Constance Steinkuehler is an American professor of Informatics at the University of California, Irvine. She previously taught at the University of Wisconsin-Madison before taking public service leave, from 2011-2012, to work as a Senior Policy Analyst in the Office of Science and Technology Policy (OSTP) at the White House Executive Office, where she advised on policy matters about video games and digital media.

Steinkuehler studies cognition, culture, and learning in multiplayer online games. She is the co-director of the Games+Learning+Society Center at UC Irvine and teaches courses on games and society.

== Education ==
Steinkuehler earned bachelor's degrees in Mathematics, English, and Religious Studies from the University of Missouri in 1993. She completed an MS in Educational Psychology (Cognitive Science) in 2000 and a PhD in Curriculum and Instruction in 2005 at the University of Wisconsin–Madison. Her dissertation was a cognitive ethnography of Lineage and World of Warcraft.

== Professional career ==

=== Research ===
After earning her doctorate, Steinkuehler joined the faculty at University of Wisconsin as an Assistant Professor of Digital Media in the Department of Curriculum and Instruction.

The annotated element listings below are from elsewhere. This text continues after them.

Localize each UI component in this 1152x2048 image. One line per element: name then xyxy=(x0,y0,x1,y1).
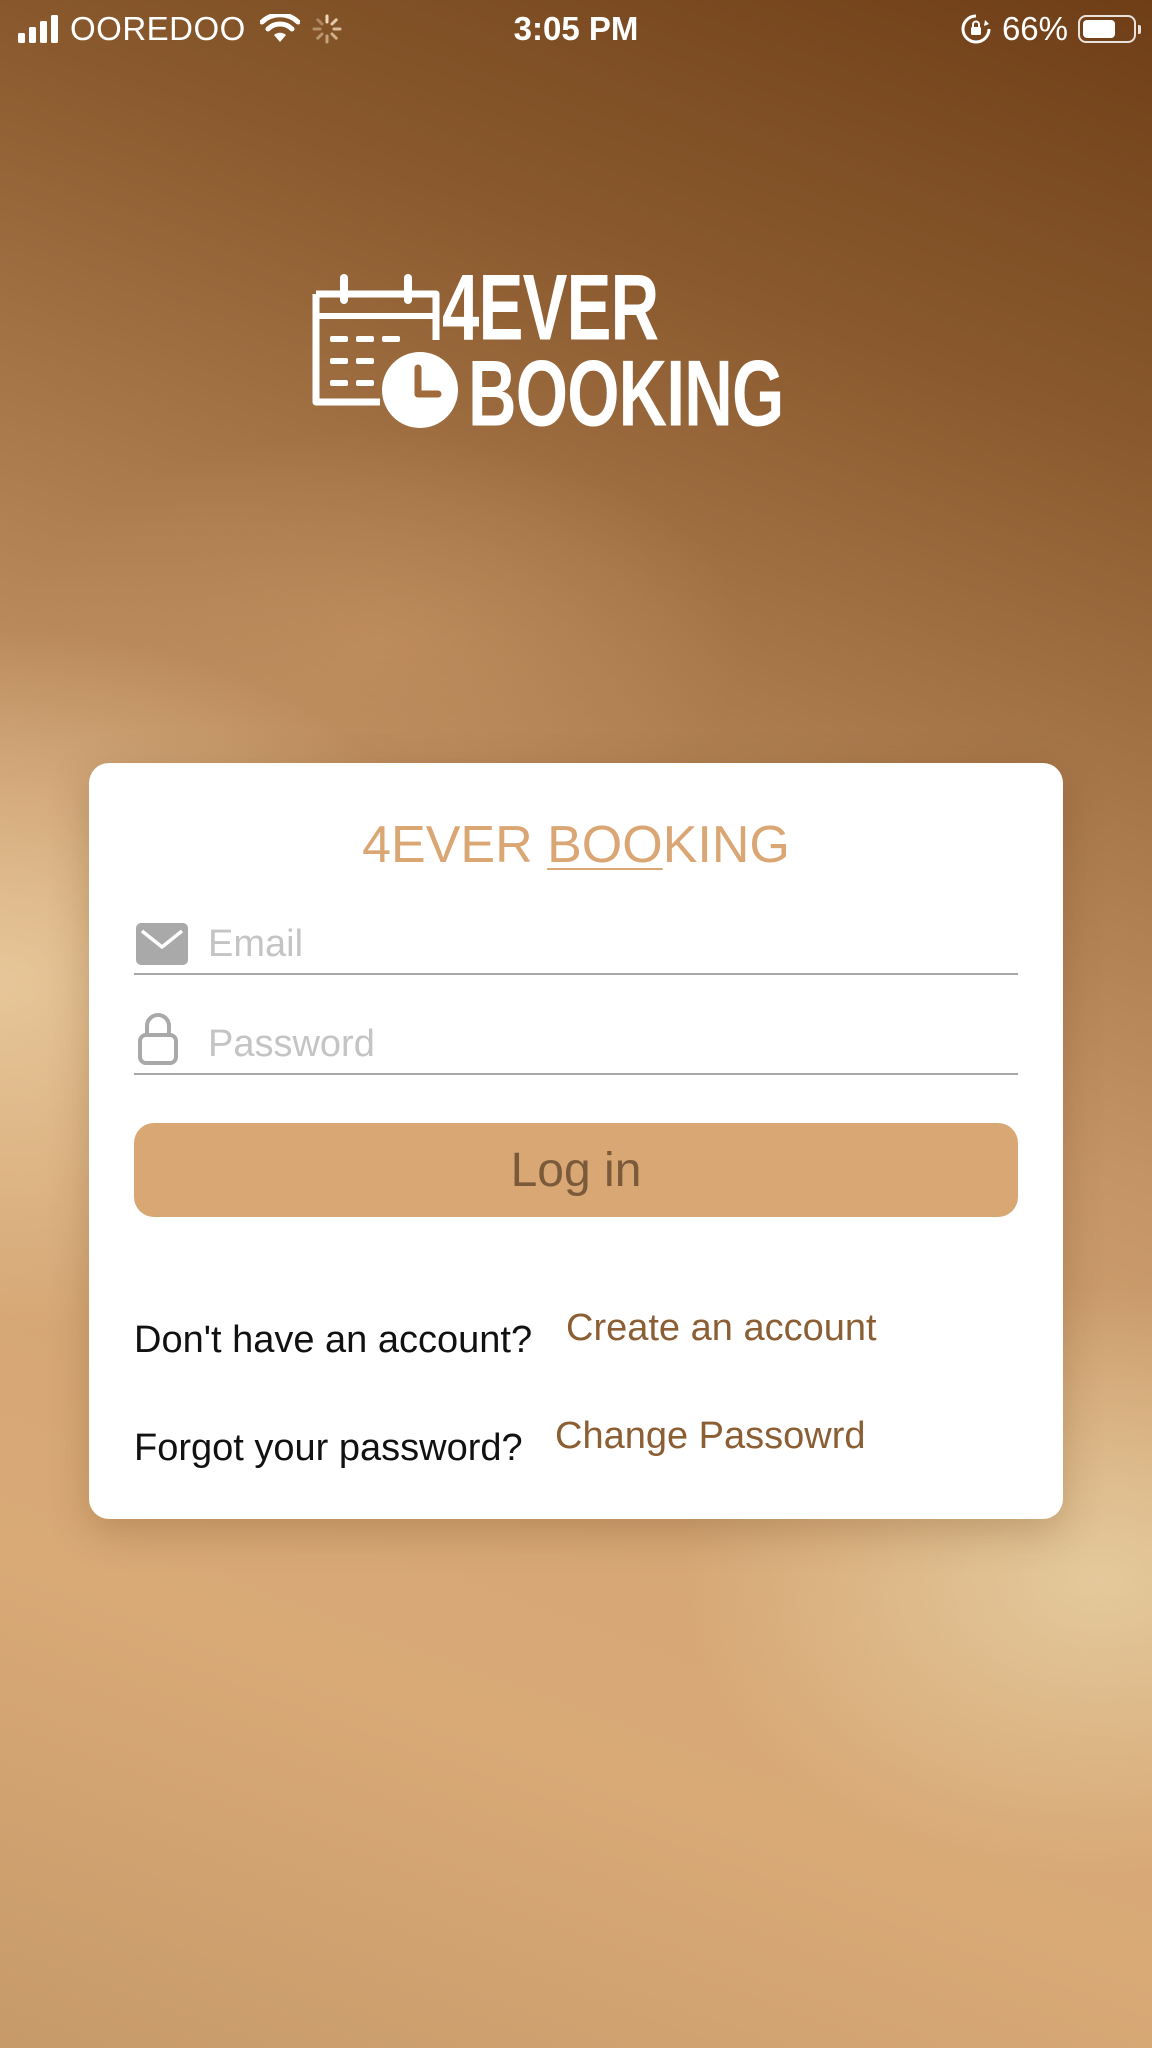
email-field xyxy=(134,915,1018,975)
signup-prompt: Don't have an account? xyxy=(134,1319,533,1361)
battery-icon xyxy=(1078,15,1141,43)
change-password-link[interactable]: Change Passowrd xyxy=(555,1415,866,1458)
card-title-part-1: 4EVER xyxy=(362,816,548,874)
card-title: 4EVER BOOKING xyxy=(89,815,1063,875)
status-right: 66% xyxy=(960,10,1141,48)
status-bar: OOREDOO 3:05 PM 66% xyxy=(0,0,1152,58)
logo-text-bottom: BOOKING xyxy=(468,340,784,446)
login-button[interactable]: Log in xyxy=(134,1123,1018,1217)
password-field xyxy=(134,1013,1018,1075)
battery-percent: 66% xyxy=(1001,10,1068,47)
app-logo: 4EVER BOOKING xyxy=(310,258,850,448)
email-input[interactable] xyxy=(208,921,1018,967)
calendar-clock-icon xyxy=(312,274,458,428)
envelope-icon xyxy=(136,923,188,965)
battery-fill xyxy=(1083,20,1115,38)
login-card: 4EVER BOOKING Log in Don't have an accou… xyxy=(89,763,1063,1519)
password-input[interactable] xyxy=(208,1021,1018,1067)
card-title-part-2: BOO xyxy=(547,816,663,874)
orientation-lock-icon xyxy=(961,14,991,44)
card-title-part-3: KING xyxy=(662,816,790,874)
forgot-password-prompt: Forgot your password? xyxy=(134,1427,523,1469)
lock-icon xyxy=(138,1013,178,1065)
create-account-link[interactable]: Create an account xyxy=(566,1307,877,1350)
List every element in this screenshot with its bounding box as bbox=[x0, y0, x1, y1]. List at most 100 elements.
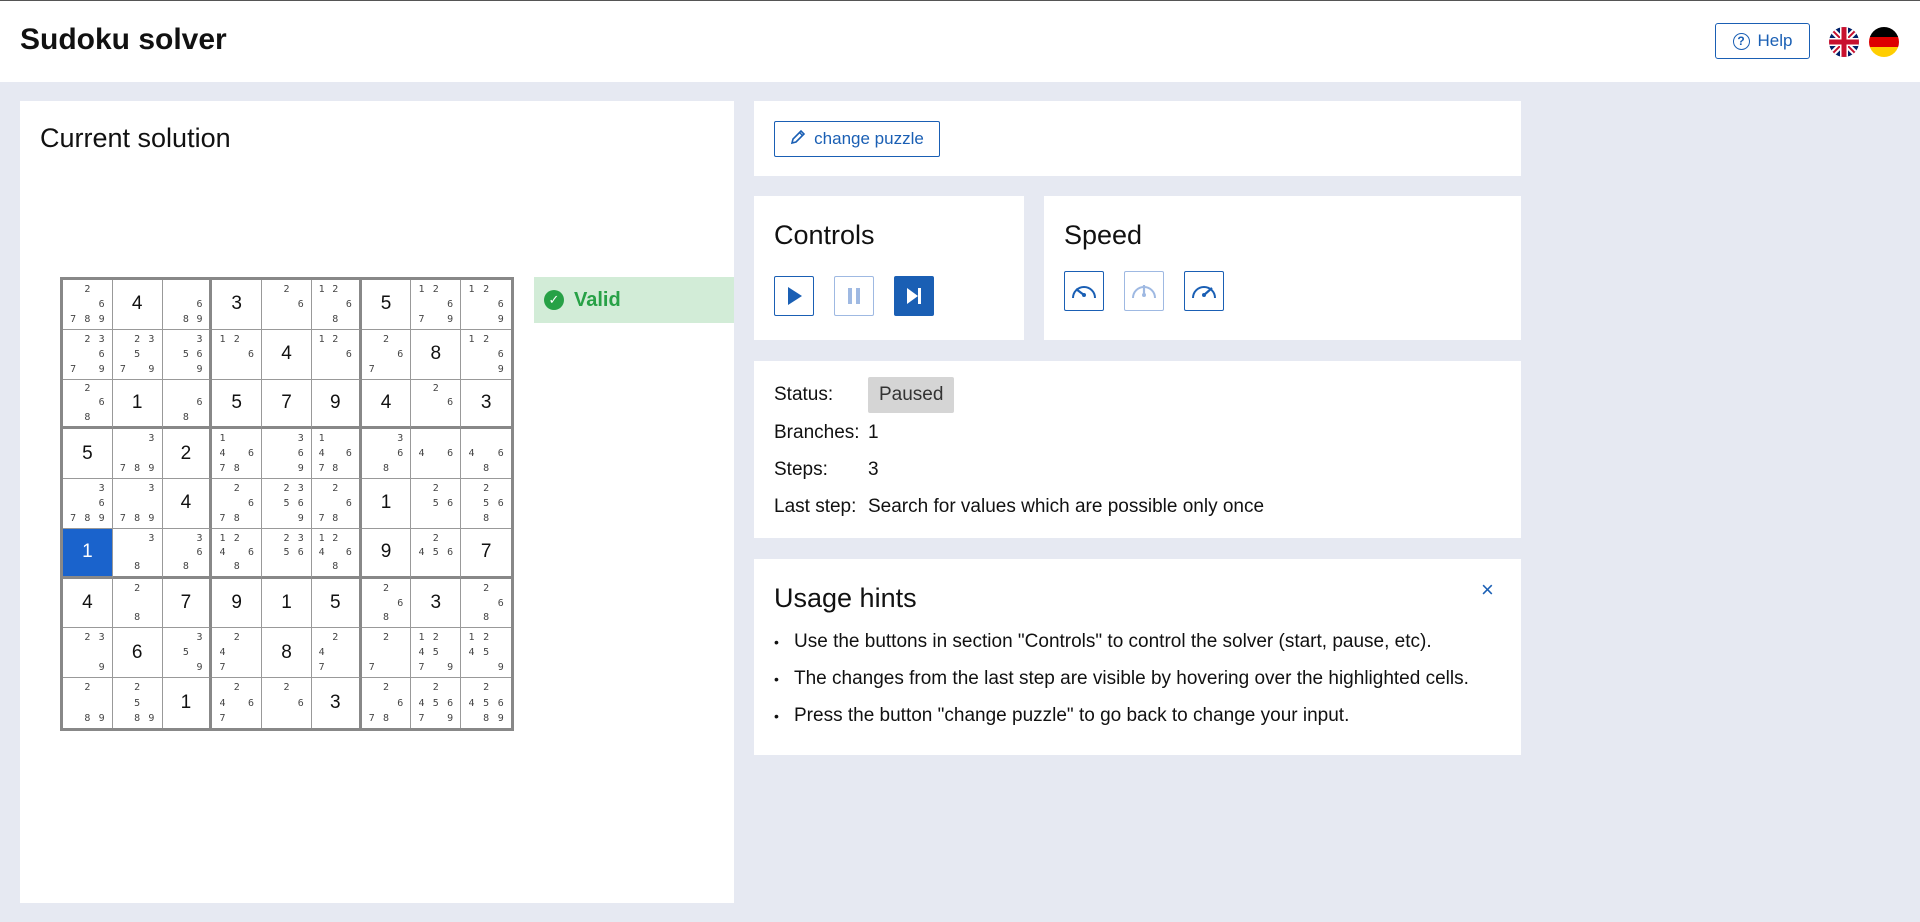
sudoku-cell[interactable]: 1 bbox=[163, 678, 213, 728]
sudoku-cell[interactable]: 9 bbox=[311, 379, 362, 430]
sudoku-cell[interactable]: 2356 bbox=[262, 528, 312, 579]
sudoku-cell[interactable]: 126 7 9 bbox=[411, 280, 462, 330]
close-icon[interactable]: × bbox=[1481, 577, 1494, 603]
play-button[interactable] bbox=[774, 276, 814, 316]
sudoku-cell[interactable]: 5 bbox=[212, 379, 263, 430]
sudoku-cell[interactable]: 3 6 9 bbox=[262, 429, 312, 480]
sudoku-cell[interactable]: 26 bbox=[411, 379, 462, 430]
sudoku-cell[interactable]: 26 78 bbox=[362, 678, 412, 728]
sudoku-cell[interactable]: 26 78 bbox=[212, 479, 263, 529]
sudoku-cell[interactable]: 245689 bbox=[461, 678, 511, 728]
sudoku-cell[interactable]: 4 bbox=[112, 280, 163, 330]
sudoku-cell[interactable]: 124 68 bbox=[311, 528, 362, 579]
cell-candidates: 126 9 bbox=[464, 282, 508, 327]
sudoku-cell[interactable]: 2356 9 bbox=[262, 479, 312, 529]
sudoku-cell[interactable]: 7 bbox=[461, 529, 511, 579]
sudoku-cell[interactable]: 4 68 bbox=[461, 429, 511, 480]
sudoku-cell[interactable]: 3 789 bbox=[112, 429, 163, 480]
sudoku-cell[interactable]: 26 bbox=[262, 280, 312, 330]
sudoku-cell[interactable]: 3 bbox=[312, 678, 362, 728]
candidate bbox=[443, 630, 457, 645]
sudoku-cell[interactable]: 26 bbox=[262, 678, 312, 728]
sudoku-cell[interactable]: 12457 9 bbox=[411, 628, 462, 679]
sudoku-cell[interactable]: 126 bbox=[212, 329, 263, 380]
sudoku-cell[interactable]: 2 bbox=[162, 429, 213, 480]
candidate: 3 bbox=[196, 333, 203, 345]
sudoku-cell[interactable]: 268 bbox=[63, 379, 113, 430]
sudoku-cell[interactable]: 268 bbox=[461, 579, 511, 629]
sudoku-cell[interactable]: 2456 bbox=[411, 528, 462, 579]
sudoku-cell[interactable]: 126 9 bbox=[461, 330, 511, 380]
sudoku-cell[interactable]: 27 bbox=[361, 628, 412, 679]
sudoku-cell[interactable]: 68 bbox=[162, 379, 213, 430]
sudoku-cell[interactable]: 4 bbox=[162, 479, 213, 529]
sudoku-cell[interactable]: 4 bbox=[63, 578, 113, 629]
sudoku-cell[interactable]: 3 68 bbox=[361, 429, 412, 480]
sudoku-cell[interactable]: 1 bbox=[262, 578, 312, 629]
pause-button[interactable] bbox=[834, 276, 874, 316]
sudoku-cell[interactable]: 26 789 bbox=[63, 280, 113, 330]
sudoku-cell[interactable]: 2 5 89 bbox=[113, 678, 163, 728]
sudoku-cell[interactable]: 356 9 bbox=[162, 329, 213, 380]
sudoku-cell[interactable]: 26 78 bbox=[311, 479, 362, 529]
sudoku-cell[interactable]: 4 bbox=[262, 329, 312, 380]
sudoku-cell[interactable]: 1 4 6 78 bbox=[212, 429, 263, 480]
sudoku-cell[interactable]: 38 bbox=[112, 528, 163, 579]
sudoku-cell[interactable]: 3 bbox=[411, 578, 462, 629]
candidate bbox=[443, 645, 457, 660]
sudoku-cell[interactable]: 126 9 bbox=[461, 280, 511, 330]
sudoku-cell[interactable]: 7 bbox=[162, 578, 213, 629]
sudoku-cell[interactable]: 12459 bbox=[461, 628, 511, 679]
change-puzzle-button[interactable]: change puzzle bbox=[774, 121, 940, 157]
sudoku-cell[interactable]: 3 bbox=[212, 280, 263, 330]
sudoku-cell[interactable]: 5 bbox=[361, 280, 412, 330]
sudoku-cell[interactable]: 2357 9 bbox=[112, 329, 163, 380]
flag-germany-icon[interactable] bbox=[1869, 27, 1899, 57]
sudoku-cell[interactable]: 26 7 bbox=[361, 329, 412, 380]
sudoku-cell[interactable]: 1 bbox=[112, 379, 163, 430]
step-forward-button[interactable] bbox=[894, 276, 934, 316]
sudoku-cell[interactable]: 6 bbox=[112, 628, 163, 679]
sudoku-cell[interactable]: 7 bbox=[262, 379, 312, 430]
sudoku-cell[interactable]: 23 9 bbox=[63, 628, 113, 679]
sudoku-cell[interactable]: 2 568 bbox=[461, 479, 511, 529]
sudoku-cell[interactable]: 1 bbox=[361, 479, 412, 529]
sudoku-cell[interactable]: 24 6 7 bbox=[212, 678, 263, 728]
sudoku-cell[interactable]: 9 bbox=[361, 528, 412, 579]
sudoku-cell[interactable]: 24 7 bbox=[212, 628, 263, 679]
sudoku-cell[interactable]: 23 6 7 9 bbox=[63, 329, 113, 380]
sudoku-cell[interactable]: 28 bbox=[112, 578, 163, 629]
sudoku-cell[interactable]: 2 89 bbox=[63, 678, 113, 728]
sudoku-cell[interactable]: 126 bbox=[311, 329, 362, 380]
cell-candidates: 3 68 bbox=[166, 531, 207, 574]
sudoku-cell[interactable]: 5 bbox=[311, 578, 362, 629]
sudoku-cell[interactable]: 8 bbox=[262, 628, 312, 679]
sudoku-cell[interactable]: 3 68 bbox=[162, 528, 213, 579]
sudoku-cell[interactable]: 2456 7 9 bbox=[411, 678, 462, 728]
candidate bbox=[116, 680, 130, 695]
candidate bbox=[315, 312, 329, 327]
flag-uk-icon[interactable] bbox=[1829, 27, 1859, 57]
sudoku-cell[interactable]: 4 bbox=[361, 379, 412, 430]
sudoku-cell[interactable]: 3 789 bbox=[112, 479, 163, 529]
sudoku-cell[interactable]: 2 56 bbox=[411, 479, 462, 529]
sudoku-cell[interactable]: 1268 bbox=[311, 280, 362, 330]
sudoku-cell[interactable]: 359 bbox=[162, 628, 213, 679]
sudoku-cell[interactable]: 1 bbox=[63, 528, 113, 579]
speed-medium-button[interactable] bbox=[1124, 271, 1164, 311]
sudoku-cell[interactable]: 689 bbox=[162, 280, 213, 330]
candidate: 8 bbox=[84, 512, 91, 524]
sudoku-cell[interactable]: 24 7 bbox=[311, 628, 362, 679]
sudoku-cell[interactable]: 46 bbox=[411, 429, 462, 480]
sudoku-cell[interactable]: 9 bbox=[212, 578, 263, 629]
sudoku-cell[interactable]: 3 bbox=[461, 380, 511, 430]
sudoku-cell[interactable]: 3 6 789 bbox=[63, 479, 113, 529]
sudoku-cell[interactable]: 1 4 6 78 bbox=[311, 429, 362, 480]
sudoku-cell[interactable]: 268 bbox=[361, 578, 412, 629]
sudoku-cell[interactable]: 5 bbox=[63, 429, 113, 480]
sudoku-cell[interactable]: 124 68 bbox=[212, 528, 263, 579]
speed-fast-button[interactable] bbox=[1184, 271, 1224, 311]
sudoku-cell[interactable]: 8 bbox=[411, 329, 462, 380]
speed-slow-button[interactable] bbox=[1064, 271, 1104, 311]
help-button[interactable]: ? Help bbox=[1715, 23, 1810, 59]
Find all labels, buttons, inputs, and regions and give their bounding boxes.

From 2005 to 2013, her research team studied cognition and learning in online games, focusing on scientific reasoning, literacy, and problem-solving within game communities using mixed methods.

Between 2007 and 2009, she led an after-school gaming program for disengaged teens to explore the differences between learning in games and in school, including how adolescents read and engage with game-related versus academic texts.

After a period working in the Obama White House Office of Science and Technology, Steinkuehler returned to academic research with a new focus on field-building efforts. Research projects during this period (2012-2016) include collaborations with Dr. Richard Davidson through the Center for Investigating Healthy Minds on the design and testing of games for emotional acuity and self-regulation as well as cross-institutional efforts to situate big data (combining telemetry game data exhaust with conversational utterances across small groups of middle school game players) to better understand collaborative learning through game-based interventions.

In 2017, Steinkuehler and her partner Kurt Squire moved to the Department of Informatic at University of California, Irvine and re-established the Games+Learning+Society (GLS) Center as part of the trans-departmental Connected Learning Lab at UCI.

== Personal life ==
In 2006, Steinkuehler married Kurt Squire, former Creative Director at the Wisconsin Institutes for Discovery, and also a professor at University of California, Irvine. They have two children.

She appeared in a pilot TV show called Brain Trust. The show was piloted in 2008 and featured a team of thought leaders working collaboratively to solve seemingly unsolvable problems.